Ecovyst has started its fiscal year 2026 with an impressive first quarter, marked by substantial growth in its regeneration services and virgin sulfuric acid sectors. This positive momentum is further bolstered by strategic share buybacks and the announcement of a key acquisition that promises to diversify the company's sulfur-based offerings. The firm's financial health appears solid, with strong sales figures and an optimistic, albeit carefully considered, revised forecast for the remainder of the year.
Ecovyst's Chief Executive Officer, Kurt Bitting, noted that the first-quarter achievements aligned perfectly with the company's positive expectations for 2026, which were communicated in late February. The regeneration services division experienced a double-digit percentage increase in sales compared to the first quarter of 2025. This growth was attributed to high refinery utilization rates, advantageous alkylation economics, and a reduction in scheduled customer downtime. Concurrently, sales of virgin sulfuric acid also saw a significant year-over-year rise, propelled by increased demand from the mining sector and the integration of the Waggaman sulfuric acid assets, acquired in May of the previous year.
Chief Financial Officer, Mike Feehan, reported total sales of $215 million for the first quarter, representing a $72 million increase from the same period last year. Excluding a $33 million impact from the pass-through of higher sulfur costs to customers, sales still demonstrated a substantial nearly 27% growth. Adjusted EBITDA reached $40 million, an impressive 87% jump from Q1 2025. This surge was primarily driven by higher volumes and beneficial pricing, though it was partially offset by elevated manufacturing costs stemming from turnaround activities, inflationary pressures, and transportation expenses.

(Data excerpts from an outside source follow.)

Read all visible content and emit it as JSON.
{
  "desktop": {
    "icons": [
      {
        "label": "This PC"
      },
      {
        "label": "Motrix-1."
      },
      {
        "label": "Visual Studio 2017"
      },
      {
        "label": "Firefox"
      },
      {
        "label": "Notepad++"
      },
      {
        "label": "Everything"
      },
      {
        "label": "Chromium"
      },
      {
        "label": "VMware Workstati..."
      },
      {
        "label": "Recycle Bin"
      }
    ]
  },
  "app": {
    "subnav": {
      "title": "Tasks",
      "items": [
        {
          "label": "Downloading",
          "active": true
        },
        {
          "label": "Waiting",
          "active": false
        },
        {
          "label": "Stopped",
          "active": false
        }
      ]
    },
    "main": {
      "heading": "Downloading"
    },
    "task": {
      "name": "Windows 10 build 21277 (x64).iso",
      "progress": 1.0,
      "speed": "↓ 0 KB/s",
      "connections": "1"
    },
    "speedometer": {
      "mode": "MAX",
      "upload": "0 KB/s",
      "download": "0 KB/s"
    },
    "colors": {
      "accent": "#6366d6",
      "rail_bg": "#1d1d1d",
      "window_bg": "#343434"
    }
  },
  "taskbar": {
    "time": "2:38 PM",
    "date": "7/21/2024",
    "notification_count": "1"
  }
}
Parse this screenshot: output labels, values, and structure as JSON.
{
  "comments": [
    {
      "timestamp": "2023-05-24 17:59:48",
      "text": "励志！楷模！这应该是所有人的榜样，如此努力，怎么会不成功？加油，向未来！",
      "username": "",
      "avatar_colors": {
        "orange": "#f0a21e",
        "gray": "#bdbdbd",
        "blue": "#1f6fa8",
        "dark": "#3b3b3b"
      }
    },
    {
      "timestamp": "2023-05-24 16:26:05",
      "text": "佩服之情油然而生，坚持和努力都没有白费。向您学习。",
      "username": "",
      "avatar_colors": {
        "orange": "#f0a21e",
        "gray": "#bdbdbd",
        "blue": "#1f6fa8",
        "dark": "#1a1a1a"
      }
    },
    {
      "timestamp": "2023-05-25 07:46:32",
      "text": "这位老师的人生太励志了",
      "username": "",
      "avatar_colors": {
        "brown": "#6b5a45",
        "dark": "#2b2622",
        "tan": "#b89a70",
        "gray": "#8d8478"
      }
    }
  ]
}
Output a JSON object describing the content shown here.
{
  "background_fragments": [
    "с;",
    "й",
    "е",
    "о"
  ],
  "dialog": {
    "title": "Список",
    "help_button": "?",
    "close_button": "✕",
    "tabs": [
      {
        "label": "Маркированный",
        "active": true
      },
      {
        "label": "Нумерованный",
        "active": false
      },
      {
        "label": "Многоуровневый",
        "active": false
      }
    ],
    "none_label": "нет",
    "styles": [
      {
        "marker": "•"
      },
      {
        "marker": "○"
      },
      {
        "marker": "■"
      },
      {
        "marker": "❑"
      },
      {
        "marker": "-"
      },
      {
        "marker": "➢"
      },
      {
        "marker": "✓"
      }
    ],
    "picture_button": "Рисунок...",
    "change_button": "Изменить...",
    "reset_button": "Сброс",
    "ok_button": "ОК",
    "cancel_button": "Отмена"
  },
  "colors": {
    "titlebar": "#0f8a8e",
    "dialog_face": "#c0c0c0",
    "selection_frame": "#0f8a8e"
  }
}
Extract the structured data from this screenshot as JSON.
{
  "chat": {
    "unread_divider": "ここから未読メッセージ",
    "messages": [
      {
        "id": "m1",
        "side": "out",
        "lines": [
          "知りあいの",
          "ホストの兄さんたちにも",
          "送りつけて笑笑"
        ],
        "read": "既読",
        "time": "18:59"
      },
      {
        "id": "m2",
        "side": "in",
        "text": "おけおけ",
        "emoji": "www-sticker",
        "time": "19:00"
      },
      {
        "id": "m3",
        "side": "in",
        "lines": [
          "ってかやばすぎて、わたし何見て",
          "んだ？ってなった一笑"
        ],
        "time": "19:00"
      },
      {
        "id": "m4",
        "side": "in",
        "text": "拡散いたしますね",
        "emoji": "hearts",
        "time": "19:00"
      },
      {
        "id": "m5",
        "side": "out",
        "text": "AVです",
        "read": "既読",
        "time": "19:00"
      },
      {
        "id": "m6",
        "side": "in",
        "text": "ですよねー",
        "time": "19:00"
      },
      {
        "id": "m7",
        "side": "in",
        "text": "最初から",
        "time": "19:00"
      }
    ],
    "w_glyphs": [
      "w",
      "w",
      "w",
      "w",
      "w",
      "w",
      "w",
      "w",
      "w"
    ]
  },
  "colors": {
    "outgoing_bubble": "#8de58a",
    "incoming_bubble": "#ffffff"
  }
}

Addressing the dynamics of sulfur costs, Feehan explained that the company experienced a temporary benefit due to the timing difference between incurring sulfur purchase costs and passing these costs on to customers. He clarified that while this pass-through effect boosted sales by approximately $33 million, it had no significant impact on adjusted EBITDA. Bitting further elaborated during the Q&A session that sulfur cost pass-throughs generally have a neutral effect on EBITDA, despite potentially influencing reported margin percentages. He also highlighted favorable pricing and volume trends that directly contributed to the company's profitability, expressing confidence that this positive price-to-cost relationship would persist throughout the year.
Regarding the long-term outlook for sulfur pricing, Bitting observed that sulfur prices were at historic highs, with the upward trend predating the Iran conflict. He cited robust demand for sulfur in sulfuric acid production, particularly for metals like copper, as a key driver. Bitting also pointed out that Ecovyst's ability to pass through sulfur costs mitigates demand risk, which is often seen in more commodity-sensitive markets, as sulfuric acid typically represents a minor portion of customers' overall costs.
The company's adjusted free cash flow for the first quarter was $4 million, a notable improvement from a $13 million cash outflow in the prior year's quarter. Feehan clarified that free cash flow is typically lower in the first quarter due to working capital timing. Ecovyst concluded the quarter with $237 million in liquidity as of March 31, comprising $163 million in cash and $74 million available under its ABL facility. Net debt stood at $234 million, maintaining a net debt leverage ratio of 1.2x, consistent with year-end figures. During the quarter, Ecovyst repurchased approximately $36 million of common stock at an average price of around $11 per share, leaving $146 million available under its current authorization.
Bitting emphasized the "transformational event" of divesting the Advanced Materials and Catalyst segment at year-end, which enhanced the balance sheet and provided greater flexibility for capital allocation, including internal investments, acquisitions, and returning capital to shareholders. This strategic move positions Ecovyst for sustained growth and value creation.
Ecovyst's updated 2026 guidance, which does not yet factor in the Calabrian acquisition, reflects anticipated increases in sulfur costs due to disruptions from the Iran conflict. Consequently, the company has revised its full-year sales outlook upwards to $890 million to $970 million, from an earlier projection of $860 million to $940 million. Feehan indicated that these higher sulfur costs are expected to be passed through in pricing, contributing an additional $30 million to sales. Given the better-than-expected first-quarter results, Ecovyst has narrowed its full-year adjusted EBITDA forecast to $180 million to $195 million and adjusted free cash flow to $40 million to $55 million. This revised outlook is largely due to stronger-than-anticipated volumes in regeneration services and, to a lesser extent, in Treatment Services. Bitting noted a cautious approach in their outlook, considering macroeconomic factors, while highlighting the upward adjustment to the lower end of their guidance range.
Overall, Ecovyst's first quarter of 2026 illustrates a company successfully navigating market dynamics, achieving significant operational and financial gains, and making strategic moves to expand its portfolio and market presence. The strong performance in key business segments, coupled with prudent financial management and a strategic acquisition, positions Ecovyst for continued growth and reinforces its positive outlook for the fiscal year.